TreeSet are guaranteed to always be sorted so maybe findNumberOfConflicts can take a TreeSet as an argument ? If you want to only manipulate List then I'd recommend you to copy the input into another variable and then sort it.

### Use what you have

                Collections.sort(meetings,new Comparator<Meeting>(){
@Override
public int compare(Meeting o1, Meeting o2) {
return o1.compareTo(o2);
}
});


It's not clear why you need a Comparator.

                Collections.sort(meetings);


Meeting is already Comparable. You'd only need to make a Comparator if you wanted to customize the order somehow. Or if you wanted to sort objects that do not implement Comparable.
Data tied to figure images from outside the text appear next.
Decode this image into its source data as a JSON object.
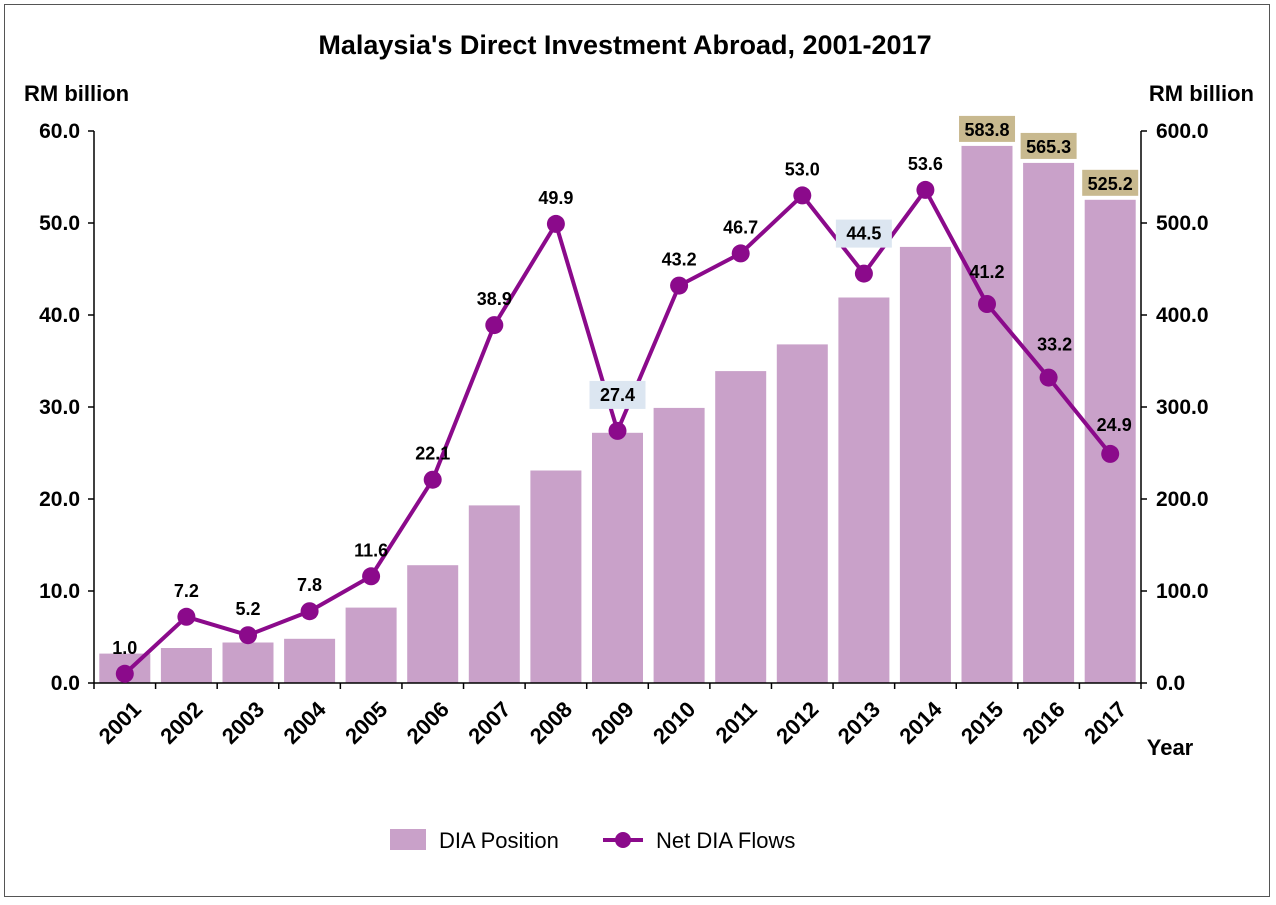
{
  "colors": {
    "bar": "#c9a1c9",
    "line": "#8b0a8b",
    "highlight_gold": "#c8b98f",
    "highlight_blue": "#dce6f1",
    "axis": "#000000"
  },
  "chart_data": {
    "type": "bar",
    "title": "Malaysia's Direct Investment Abroad, 2001-2017",
    "xlabel": "Year",
    "ylabel_left": "RM billion",
    "ylabel_right": "RM billion",
    "categories": [
      "2001",
      "2002",
      "2003",
      "2004",
      "2005",
      "2006",
      "2007",
      "2008",
      "2009",
      "2010",
      "2011",
      "2012",
      "2013",
      "2014",
      "2015",
      "2016",
      "2017"
    ],
    "ylim_left": [
      0,
      60
    ],
    "ylim_right": [
      0,
      600
    ],
    "yticks_left": [
      "0.0",
      "10.0",
      "20.0",
      "30.0",
      "40.0",
      "50.0",
      "60.0"
    ],
    "yticks_right": [
      "0.0",
      "100.0",
      "200.0",
      "300.0",
      "400.0",
      "500.0",
      "600.0"
    ],
    "grid": false,
    "legend_position": "bottom",
    "series": [
      {
        "name": "DIA Position",
        "type": "bar",
        "axis": "right",
        "values": [
          32,
          38,
          44,
          48,
          82,
          128,
          193,
          231,
          272,
          299,
          339,
          368,
          419,
          474,
          583.8,
          565.3,
          525.2
        ],
        "labels": [
          "",
          "",
          "",
          "",
          "",
          "",
          "",
          "",
          "",
          "",
          "",
          "",
          "",
          "",
          "583.8",
          "565.3",
          "525.2"
        ]
      },
      {
        "name": "Net DIA Flows",
        "type": "line",
        "axis": "left",
        "values": [
          1.0,
          7.2,
          5.2,
          7.8,
          11.6,
          22.1,
          38.9,
          49.9,
          27.4,
          43.2,
          46.7,
          53.0,
          44.5,
          53.6,
          41.2,
          33.2,
          24.9
        ],
        "labels": [
          "1.0",
          "7.2",
          "5.2",
          "7.8",
          "11.6",
          "22.1",
          "38.9",
          "49.9",
          "27.4",
          "43.2",
          "46.7",
          "53.0",
          "44.5",
          "53.6",
          "41.2",
          "33.2",
          "24.9"
        ]
      }
    ]
  }
}
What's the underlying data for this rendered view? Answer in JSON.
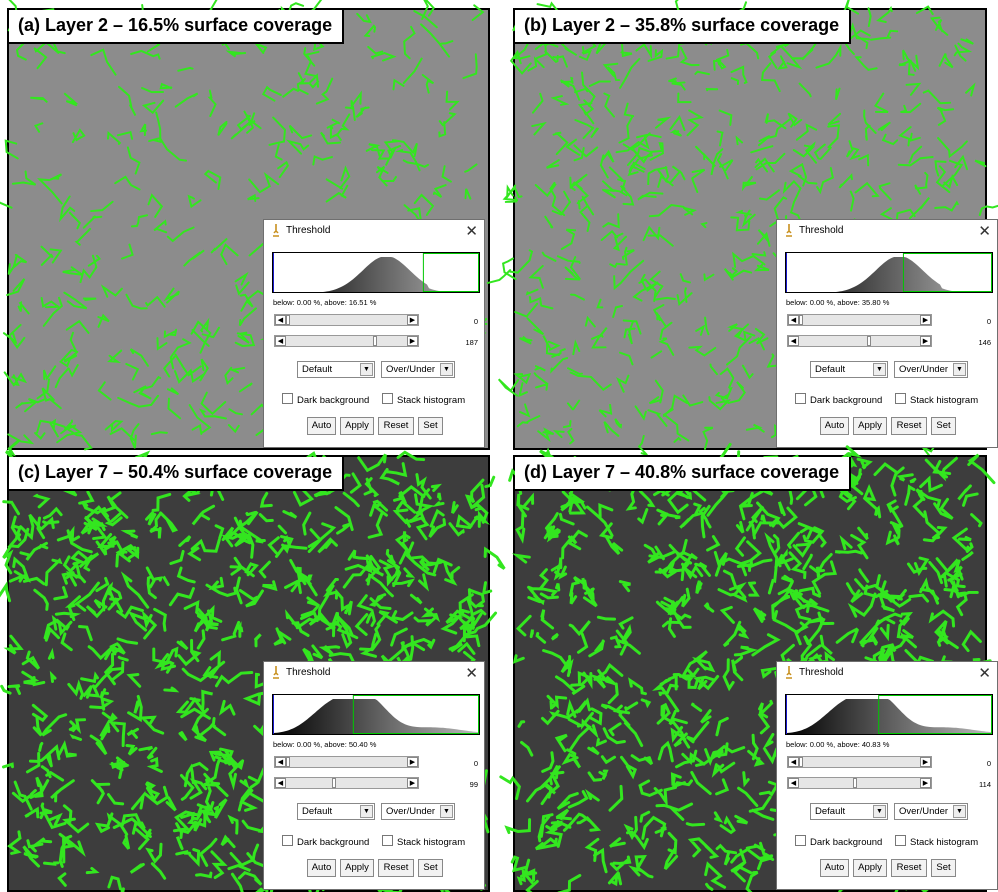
{
  "panels": [
    {
      "id": "a",
      "caption": "(a) Layer 2 – 16.5% surface coverage",
      "green_density": 0.4,
      "dialog": {
        "title": "Threshold",
        "stats": "below: 0.00 %,  above: 16.51 %",
        "min_value": "0",
        "max_value": "187",
        "method": "Default",
        "mode": "Over/Under",
        "dark_background": "Dark background",
        "stack_histogram": "Stack histogram",
        "buttons": [
          "Auto",
          "Apply",
          "Reset",
          "Set"
        ],
        "threshold_fraction": 0.73
      }
    },
    {
      "id": "b",
      "caption": "(b) Layer 2 – 35.8% surface coverage",
      "green_density": 0.6,
      "dialog": {
        "title": "Threshold",
        "stats": "below: 0.00 %,  above: 35.80 %",
        "min_value": "0",
        "max_value": "146",
        "method": "Default",
        "mode": "Over/Under",
        "dark_background": "Dark background",
        "stack_histogram": "Stack histogram",
        "buttons": [
          "Auto",
          "Apply",
          "Reset",
          "Set"
        ],
        "threshold_fraction": 0.57
      }
    },
    {
      "id": "c",
      "caption": "(c) Layer 7 – 50.4% surface coverage",
      "green_density": 0.85,
      "dialog": {
        "title": "Threshold",
        "stats": "below: 0.00 %,  above: 50.40 %",
        "min_value": "0",
        "max_value": "99",
        "method": "Default",
        "mode": "Over/Under",
        "dark_background": "Dark background",
        "stack_histogram": "Stack histogram",
        "buttons": [
          "Auto",
          "Apply",
          "Reset",
          "Set"
        ],
        "threshold_fraction": 0.39
      }
    },
    {
      "id": "d",
      "caption": "(d) Layer 7 – 40.8% surface coverage",
      "green_density": 0.8,
      "dialog": {
        "title": "Threshold",
        "stats": "below: 0.00 %,  above: 40.83 %",
        "min_value": "0",
        "max_value": "114",
        "method": "Default",
        "mode": "Over/Under",
        "dark_background": "Dark background",
        "stack_histogram": "Stack histogram",
        "buttons": [
          "Auto",
          "Apply",
          "Reset",
          "Set"
        ],
        "threshold_fraction": 0.45
      }
    }
  ],
  "colors": {
    "green": "#33e61f",
    "gray_background": "#8c8c8c",
    "dark_background": "#3d3d3d",
    "threshold_line": "#00c800",
    "histogram_start": "#000000",
    "histogram_end": "#bbbbbb"
  },
  "icons": {
    "dialog": "imagej-microscope-icon",
    "close": "close-icon"
  }
}
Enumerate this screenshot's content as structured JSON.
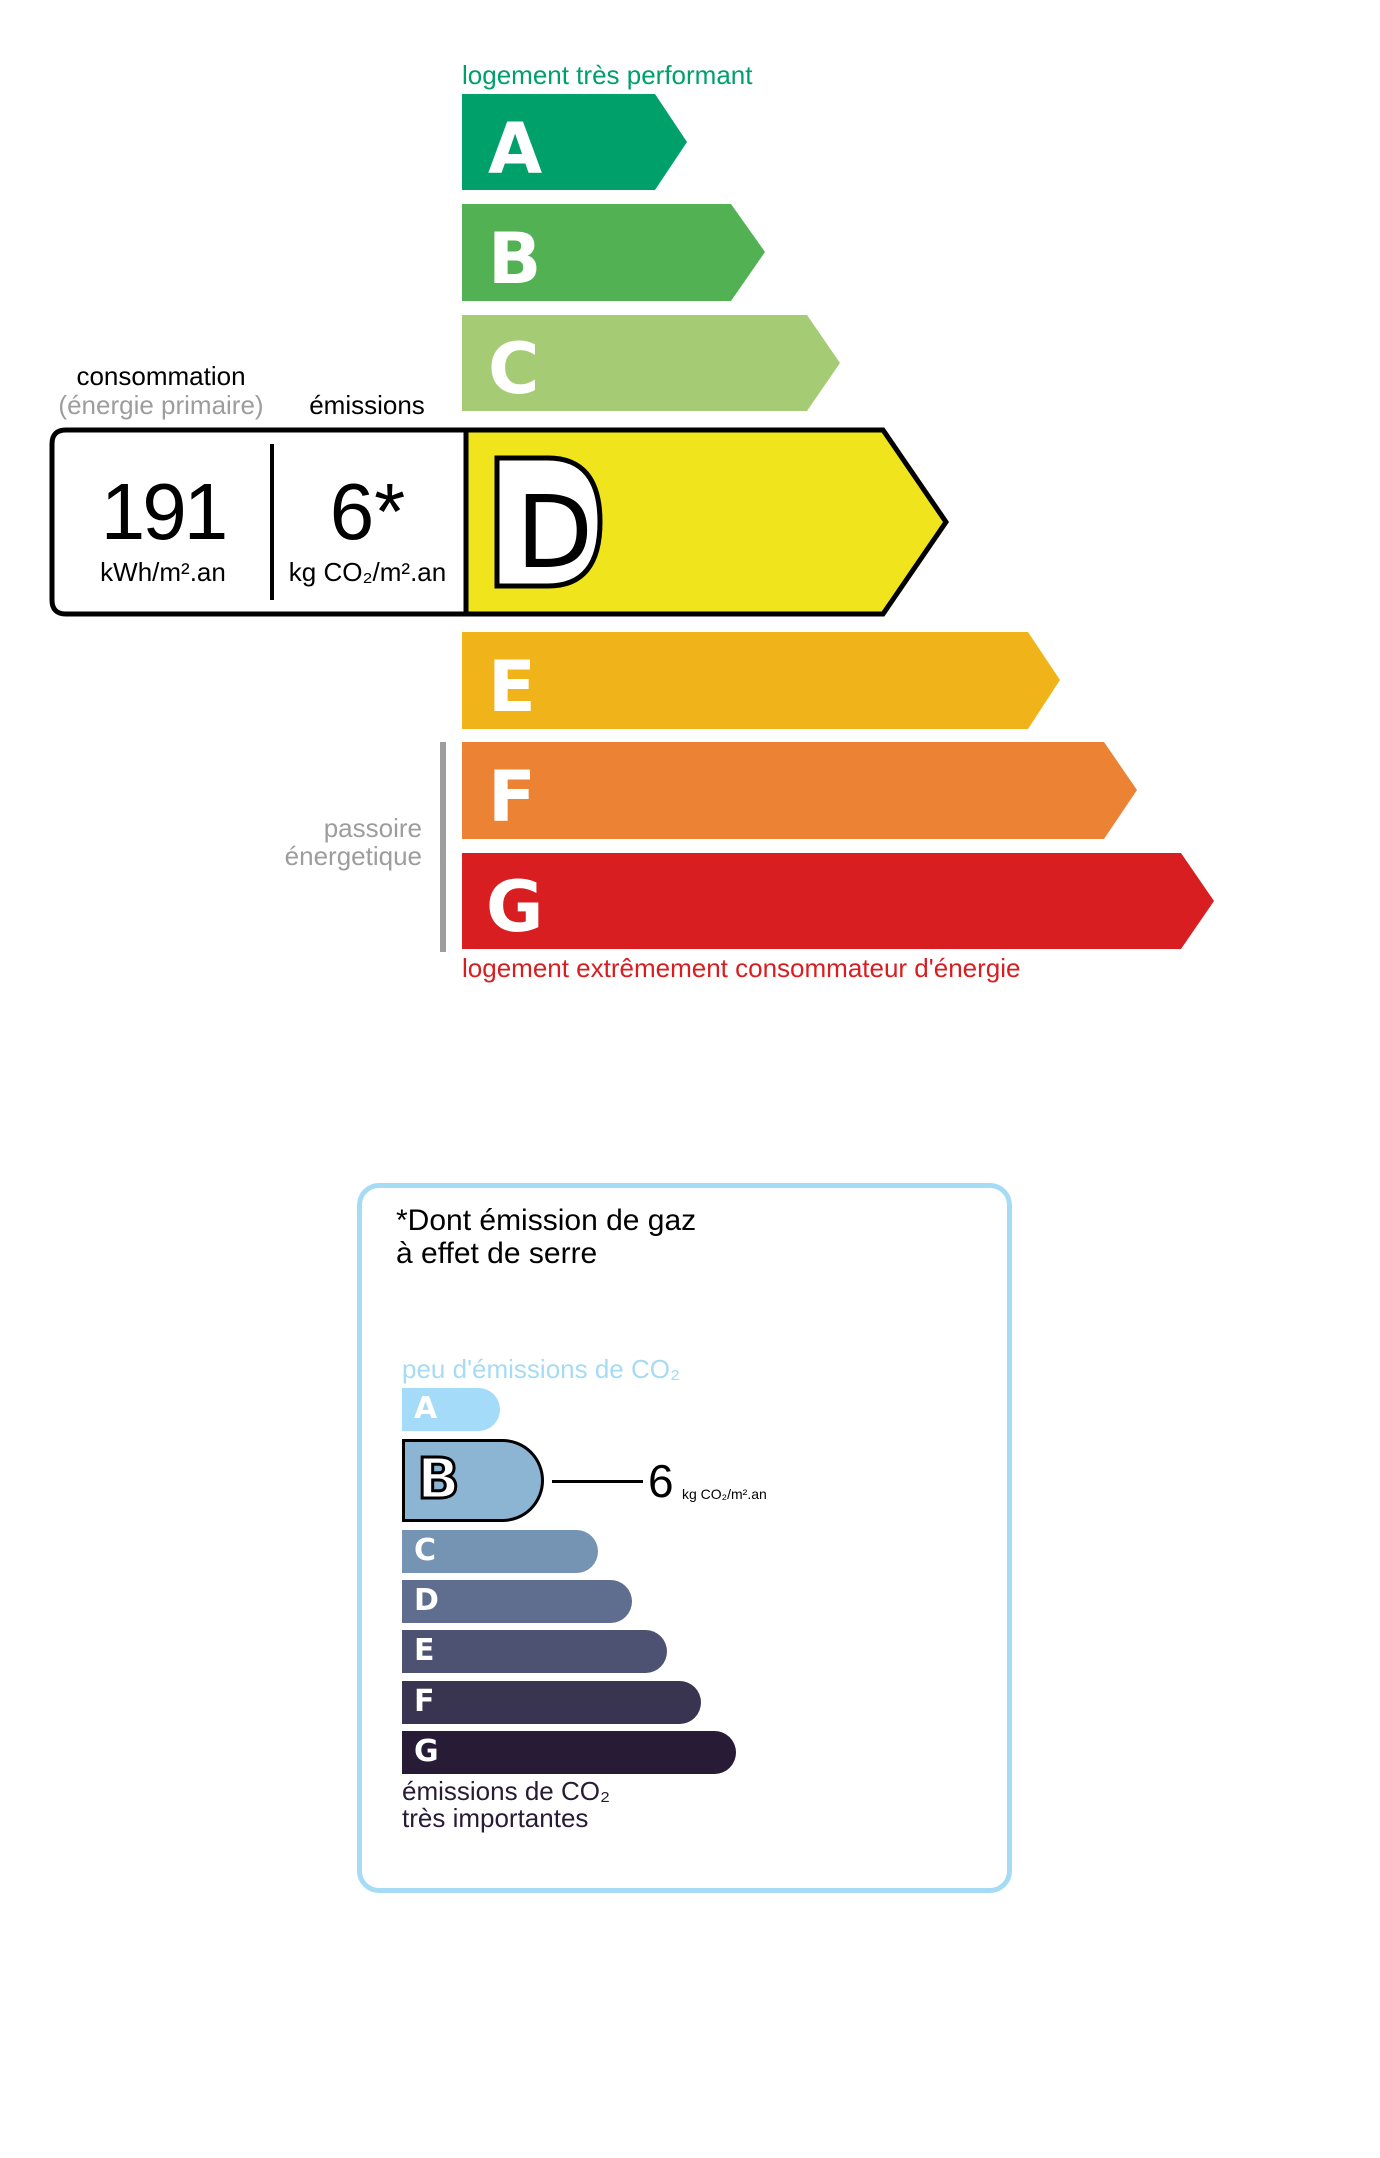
{
  "dpe": {
    "top_label": "logement très performant",
    "bottom_label": "logement extrêmement consommateur d'énergie",
    "passoire_label_line1": "passoire",
    "passoire_label_line2": "énergetique",
    "consommation_label": "consommation",
    "energie_primaire_label": "(énergie primaire)",
    "emissions_label": "émissions",
    "consumption_value": "191",
    "consumption_unit": "kWh/m².an",
    "emissions_value": "6*",
    "emissions_unit": "kg CO₂/m².an",
    "current_class": "D",
    "classes": [
      {
        "letter": "A",
        "color": "#00a06b"
      },
      {
        "letter": "B",
        "color": "#52b153"
      },
      {
        "letter": "C",
        "color": "#a5cc74"
      },
      {
        "letter": "D",
        "color": "#f0e51c"
      },
      {
        "letter": "E",
        "color": "#f0b41a"
      },
      {
        "letter": "F",
        "color": "#eb8234"
      },
      {
        "letter": "G",
        "color": "#d81e20"
      }
    ],
    "top_label_color": "#00a06b",
    "bottom_label_color": "#d81e20"
  },
  "ges": {
    "title_line1": "*Dont émission de gaz",
    "title_line2": "à effet de serre",
    "top_label": "peu d'émissions de CO₂",
    "bottom_label_line1": "émissions de CO₂",
    "bottom_label_line2": "très importantes",
    "current_class": "B",
    "value": "6",
    "unit": "kg CO₂/m².an",
    "border_color": "#a6dbf5",
    "classes": [
      {
        "letter": "A",
        "color": "#a4dbf8"
      },
      {
        "letter": "B",
        "color": "#8cb4d3"
      },
      {
        "letter": "C",
        "color": "#7593b3"
      },
      {
        "letter": "D",
        "color": "#5f6e8f"
      },
      {
        "letter": "E",
        "color": "#4d5272"
      },
      {
        "letter": "F",
        "color": "#393551"
      },
      {
        "letter": "G",
        "color": "#281b35"
      }
    ]
  }
}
                for(int i = 0 ; i < meetings.size();i++){
if(i > 1 && meetings.get(i-1).endTime > meetings.get(i).startTime){
conflicts++;
}
}


The i > 1 is unnecessary.

            for (int i = 2; i < meetings.size(); i++) {
if (meetings.get(i-1).endTime > meetings.get(i).startTime) {
conflicts++;
}
}


You can just start at 2 rather than 0. Then i will always be greater than 1.

### Sorted data

                    List<Meeting> meetingsList = new ArrayList<Meeting>();


            NavigableSet<Meeting> meetings = new TreeSet<>();


You also might want to consider changing the sort order somewhat.

            @Override
public int compareTo(Meeting o) {
if(this.startTime == o.startTime) return 0;
if(this.startTime < o.startTime) return -1;
return 1;
}


could be

        @Override
public int compareTo(Meeting o) {
if (startTime != o.startTime) {
return Integer.compare(startTime, o.startTime);
}

return Integer.compare(endTime, o.endTime);
}


So meetings with the same start time but different end times will have a definite order.